MUKILTEO — Andy Illyn stood tall as he was sworn in Monday by the mayor as the city’s new police chief.
Then he dropped to his knees to have his badge pinned on. Doing the honors: his son, Phoenix, 6.
He high-fived his son and kissed his wife as a room of officers, former chiefs, City Council members and citizens applauded.
Illyn, 37, has been interim chief since the resignation of Cheol Kang in June. He joined the Mukilteo force in 2013 as a patrol officer.
The City Council unanimously approved Illyn’s appointment.
“He has big shoes to fill, but I know that he will do a great job,” Elisabeth Crawford, council president, said at Monday’s meeting.
Council member Jason Moon told about seeing Illyn at a National Night Out event last year hula hooping with children.
“It was incredible, and I’m like, ‘Wow, who’s this guy?’” Moon said. “The biggest thing about leadership … is about serving the people where they are at.”
Illyn said the girl challenged him to a hula hoop competition.
“She destroyed me,” he said.
Illyn has a brown belt in jiu-jitsu and is going for black. He taught karate classes for kids when he was in college.
He grew up in La Center, a small town about 20 miles north of Vancouver, Washington. After high school, he enlisted in the U.S. Coast Guard, where he did counter-narcotic operations in Mexico and South America, guarded oil platforms in the Persian Gulf and patrolled fisheries off the Oregon and Washington coasts. Illyn spent two summers with the U.S. Forest Service fighting wildfires in Oregon. He earned a degree in homeland security from American Military University before coming to the Mukilteo police force.
He worked on some serious cases: the murder of Ezekiel Kelly in 2018 and the decomposed human remains of a missing man found in a Mukilteo backyard in 2021.
“I definitely did not picture myself as chief,” Illyn said. “I didn’t get into the profession ever saying I would be chief.
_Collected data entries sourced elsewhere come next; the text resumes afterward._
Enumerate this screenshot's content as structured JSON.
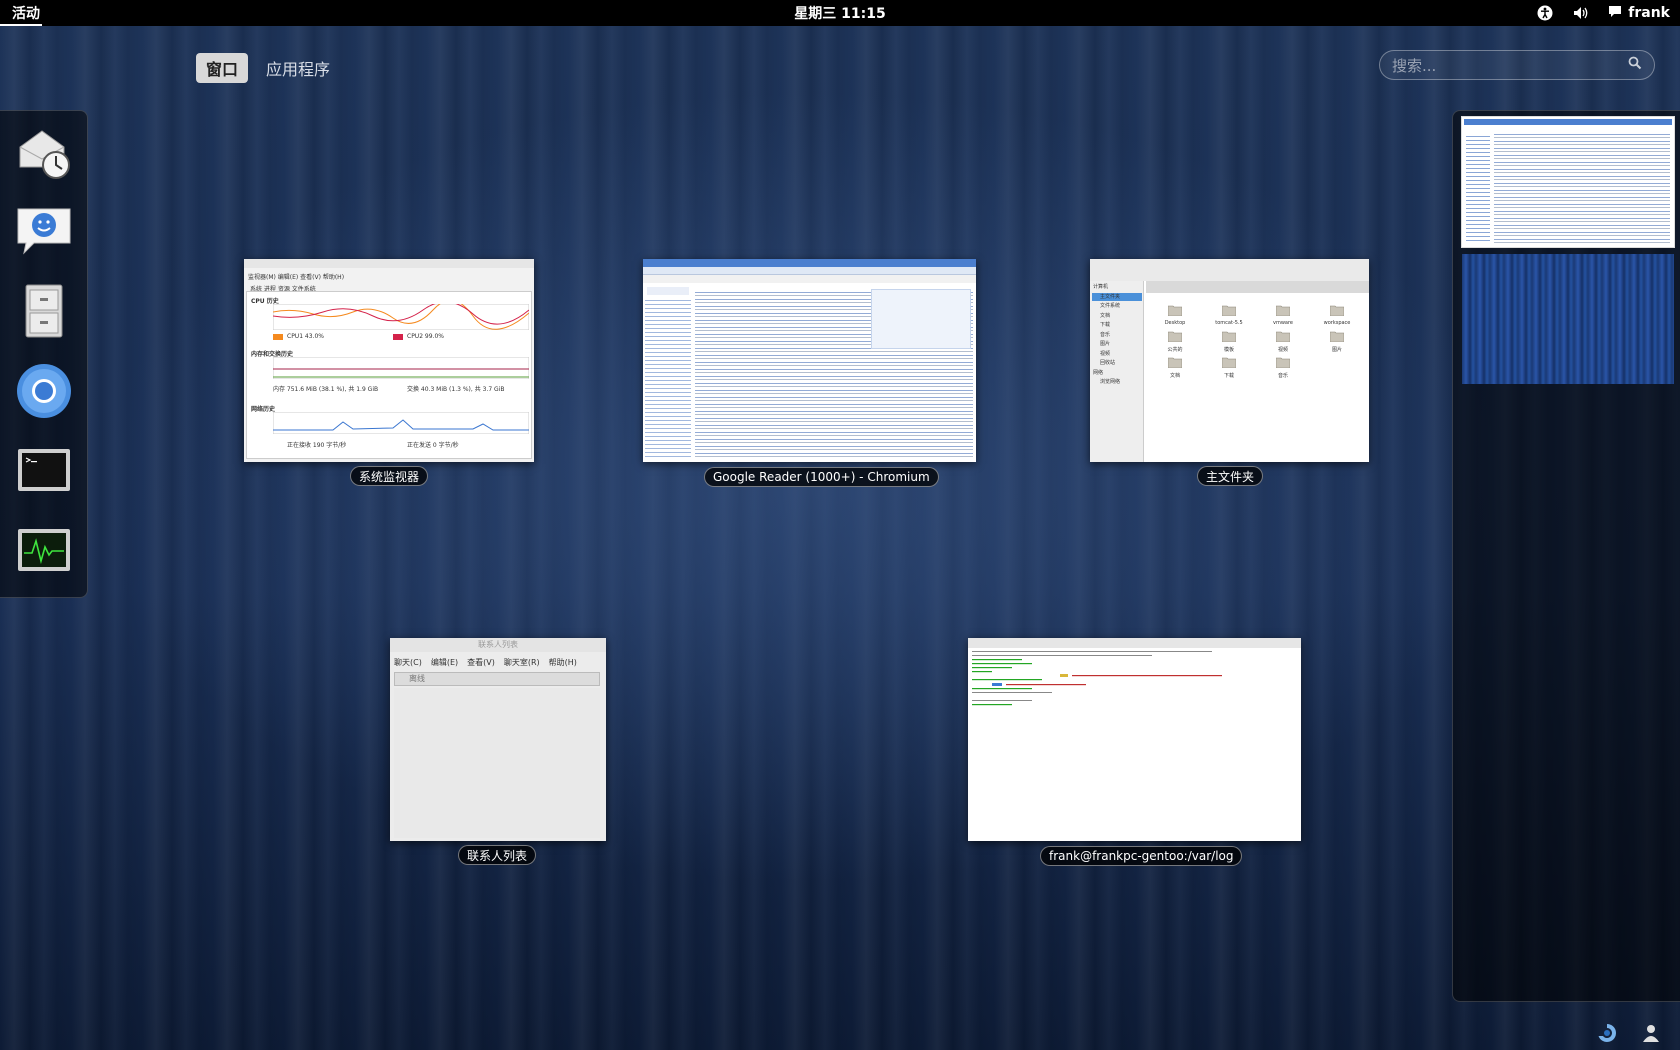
{
  "top_panel": {
    "activities_label": "活动",
    "clock": "星期三 11:15",
    "user_name": "frank",
    "status_icons": [
      "accessibility-icon",
      "volume-icon",
      "chat-icon"
    ]
  },
  "view_selector": {
    "windows_tab": "窗口",
    "applications_tab": "应用程序"
  },
  "search": {
    "placeholder": "搜索..."
  },
  "dash": {
    "items": [
      {
        "name": "evolution-mail-calendar-icon"
      },
      {
        "name": "empathy-chat-icon"
      },
      {
        "name": "file-cabinet-icon"
      },
      {
        "name": "chromium-icon"
      },
      {
        "name": "terminal-icon"
      },
      {
        "name": "system-monitor-icon"
      }
    ]
  },
  "windows": {
    "sysmon": {
      "caption": "系统监视器",
      "menu": "监视器(M)  编辑(E)  查看(V)  帮助(H)",
      "tabs": "系统  进程  资源  文件系统",
      "cpu_title": "CPU 历史",
      "cpu1": "CPU1 43.0%",
      "cpu2": "CPU2 99.0%",
      "mem_title": "内存和交换历史",
      "mem": "内存 751.6 MiB (38.1 %), 共 1.9 GiB",
      "swap": "交换 40.3 MiB (1.3 %), 共 3.7 GiB",
      "net_title": "网络历史",
      "recv": "正在接收 190 字节/秒",
      "sent": "正在发送 0 字节/秒"
    },
    "chromium": {
      "caption": "Google Reader (1000+) - Chromium"
    },
    "files": {
      "caption": "主文件夹",
      "folders": [
        "Desktop",
        "tomcat-5.5",
        "vmware",
        "workspace",
        "公共的",
        "模板",
        "视频",
        "图片",
        "文档",
        "下载",
        "音乐"
      ],
      "sidebar": [
        "计算机",
        "主文件夹",
        "文件系统",
        "文档",
        "下载",
        "音乐",
        "图片",
        "视频",
        "回收站",
        "网络",
        "浏览网络"
      ]
    },
    "contacts": {
      "caption": "联系人列表",
      "title": "联系人列表",
      "menu": [
        "聊天(C)",
        "编辑(E)",
        "查看(V)",
        "聊天室(R)",
        "帮助(H)"
      ],
      "status": "离线"
    },
    "terminal": {
      "caption": "frank@frankpc-gentoo:/var/log"
    }
  },
  "colors": {
    "panel_bg": "#000000",
    "accent": "#d8d8d8",
    "background": "#1a2f55"
  }
}
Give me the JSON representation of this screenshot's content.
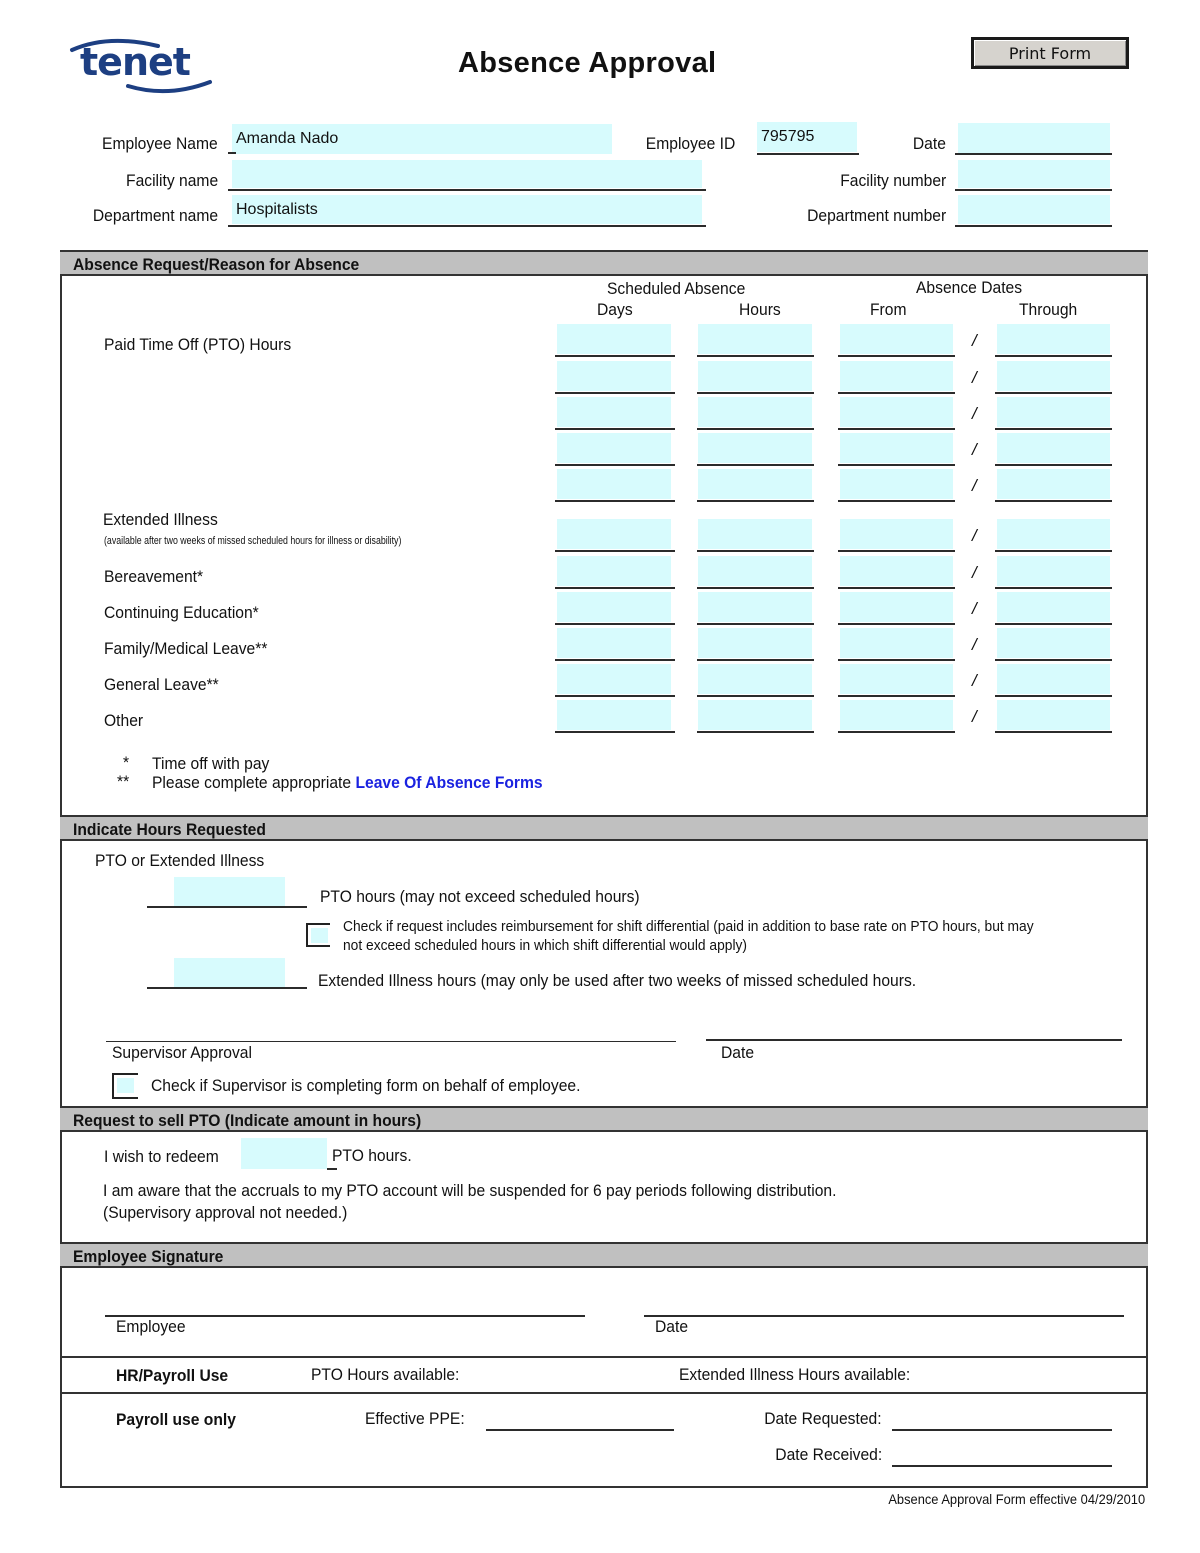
{
  "header": {
    "logo_text": "Tenet",
    "title": "Absence Approval",
    "print_button": "Print Form"
  },
  "employee_info": {
    "employee_name_label": "Employee Name",
    "employee_name_value": "Amanda Nado",
    "employee_id_label": "Employee ID",
    "employee_id_value": "795795",
    "date_label": "Date",
    "date_value": "",
    "facility_name_label": "Facility name",
    "facility_name_value": "",
    "facility_number_label": "Facility number",
    "facility_number_value": "",
    "department_name_label": "Department name",
    "department_name_value": "Hospitalists",
    "department_number_label": "Department number",
    "department_number_value": ""
  },
  "absence_section": {
    "title": "Absence Request/Reason for Absence",
    "col_group_scheduled": "Scheduled Absence",
    "col_group_dates": "Absence Dates",
    "col_days": "Days",
    "col_hours": "Hours",
    "col_from": "From",
    "col_through": "Through",
    "separator": "/",
    "rows": [
      {
        "label": "Paid Time Off (PTO)  Hours",
        "days": "",
        "hours": "",
        "from": "",
        "through": ""
      },
      {
        "label": "",
        "days": "",
        "hours": "",
        "from": "",
        "through": ""
      },
      {
        "label": "",
        "days": "",
        "hours": "",
        "from": "",
        "through": ""
      },
      {
        "label": "",
        "days": "",
        "hours": "",
        "from": "",
        "through": ""
      },
      {
        "label": "",
        "days": "",
        "hours": "",
        "from": "",
        "through": ""
      },
      {
        "label": "Extended Illness",
        "note": "(available after two weeks of missed scheduled hours for illness or disability)",
        "days": "",
        "hours": "",
        "from": "",
        "through": ""
      },
      {
        "label": "Bereavement*",
        "days": "",
        "hours": "",
        "from": "",
        "through": ""
      },
      {
        "label": "Continuing Education*",
        "days": "",
        "hours": "",
        "from": "",
        "through": ""
      },
      {
        "label": "Family/Medical Leave**",
        "days": "",
        "hours": "",
        "from": "",
        "through": ""
      },
      {
        "label": "General Leave**",
        "days": "",
        "hours": "",
        "from": "",
        "through": ""
      },
      {
        "label": "Other",
        "days": "",
        "hours": "",
        "from": "",
        "through": ""
      }
    ],
    "footnote1_mark": "*",
    "footnote1_text": "Time off with pay",
    "footnote2_mark": "**",
    "footnote2_text": "Please complete appropriate ",
    "footnote2_link": "Leave Of Absence Forms"
  },
  "hours_section": {
    "title": "Indicate Hours Requested",
    "subtitle": "PTO or Extended Illness",
    "pto_hours_value": "",
    "pto_hours_label": "PTO hours (may not exceed scheduled hours)",
    "shift_diff_checked": false,
    "shift_diff_line1": "Check if request includes reimbursement for shift differential (paid in addition to base rate on PTO hours, but  may",
    "shift_diff_line2": "not exceed scheduled hours in which shift differential would apply)",
    "ext_illness_value": "",
    "ext_illness_label": "Extended Illness hours (may only be used after two weeks of missed scheduled hours.",
    "supervisor_approval_label": "Supervisor Approval",
    "supervisor_date_label": "Date",
    "supervisor_behalf_checked": false,
    "supervisor_behalf_label": "Check if Supervisor is completing form on behalf of employee."
  },
  "sell_section": {
    "title": "Request to sell PTO (Indicate amount in hours)",
    "redeem_prefix": "I wish to redeem",
    "redeem_value": "",
    "redeem_suffix": "PTO hours.",
    "notice_line1": "I am aware that the accruals to my PTO account will be suspended for 6 pay periods following distribution.",
    "notice_line2": "(Supervisory approval not needed.)"
  },
  "signature_section": {
    "title": "Employee Signature",
    "employee_label": "Employee",
    "date_label": "Date"
  },
  "hr_section": {
    "hr_label": "HR/Payroll Use",
    "pto_available_label": "PTO Hours available:",
    "ext_available_label": "Extended Illness Hours available:",
    "payroll_label": "Payroll use only",
    "effective_ppe_label": "Effective PPE:",
    "date_requested_label": "Date Requested:",
    "date_received_label": "Date Received:"
  },
  "footer": {
    "text": "Absence Approval Form  effective 04/29/2010"
  },
  "colors": {
    "field_fill": "#d7fbfd",
    "section_bar": "#c0c0c0",
    "link": "#1a22e0",
    "logo": "#1d3f82"
  }
}
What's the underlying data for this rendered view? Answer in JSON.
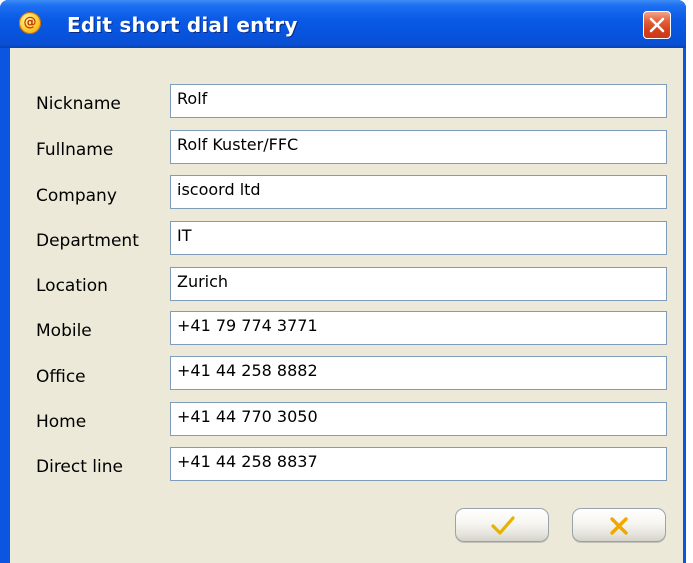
{
  "window": {
    "title": "Edit short dial entry",
    "app_icon": "at-sign-icon",
    "close_icon": "close-icon"
  },
  "form": {
    "fields": [
      {
        "label": "Nickname",
        "value": "Rolf"
      },
      {
        "label": "Fullname",
        "value": "Rolf Kuster/FFC"
      },
      {
        "label": "Company",
        "value": "iscoord ltd"
      },
      {
        "label": "Department",
        "value": "IT"
      },
      {
        "label": "Location",
        "value": "Zurich"
      },
      {
        "label": "Mobile",
        "value": "+41 79 774 3771"
      },
      {
        "label": "Office",
        "value": "+41 44 258 8882"
      },
      {
        "label": "Home",
        "value": "+41 44 770 3050"
      },
      {
        "label": "Direct line",
        "value": "+41 44 258 8837"
      }
    ]
  },
  "buttons": {
    "ok_icon": "checkmark-icon",
    "cancel_icon": "x-icon",
    "ok_color": "#e8b200",
    "cancel_color": "#f0a800"
  },
  "colors": {
    "titlebar": "#0a56e0",
    "client_background": "#ece9d8",
    "input_border": "#7f9db9",
    "close_button": "#d3401b"
  }
}
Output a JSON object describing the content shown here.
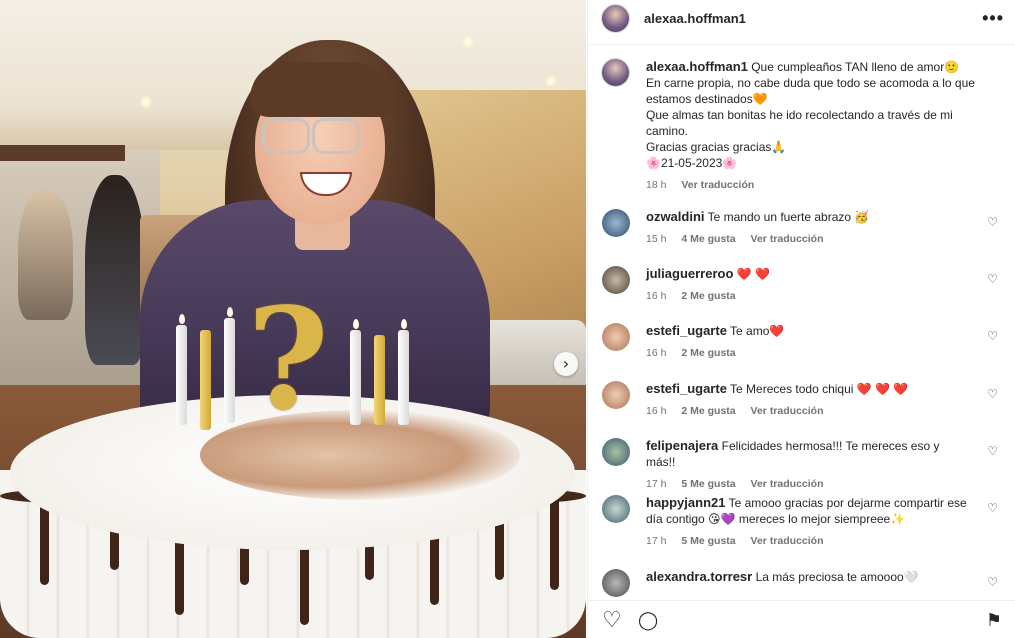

My career just naturally evolved this way.”
The base salary is $13,253 a month, or nearly $160,000 annually.
The department has a staff of 38, including 32 commissioned officers. An assistant chief has not been named.
“Our biggest struggle is our lack of experience,” Illyn said. “The majority of our officers have five years or less of experience. For me, coming in as a young chief with a young department there’s not a ton of organizational knowledge to draw from. I’ve been fortunate that there’s lots of other chiefs and the sheriff to ask questions, and I plan to continue to do that.”
He plans to increase participation in a regional task force to help leverage resources.
“We are all going after the same people,” he said. “The criminals that are committing crime in Everett are committing crime in Mukilteo and committing crime in Marysville.”
If you want to send Illyn a congratulations card, he can fix you up.
His side business, Cardstalked, is making greeting cards with bad puns, dad jokes, cheesy pickup lines and adult humor. One card has a 3D popup police car.
“It is a unique stress relief,” he said. “There’s a sense of therapy in doing something creative and artistic that has nothing to do with law enforcement.”
Rex Caldwell, with 39 years of police service and Mukilteo chief from to 2011-2015, is an avid quilter. Kang, who took over as chief in 2017, was known for his dining out expertise, publishing 322 Yelp reviews, mainly of restaurants.
“I like to eat, but I’m not a foodie. I can’t compete on that level,” Illyn said.
Quilting is not in the cards for him, either.
“He tests jokes out on us,” said his wife, Tiffany.
Phoenix said he is proud of his father’s new rank of chief, but the title is not in his playbook.
“I’ll call him ‘Dad,’” the boy said.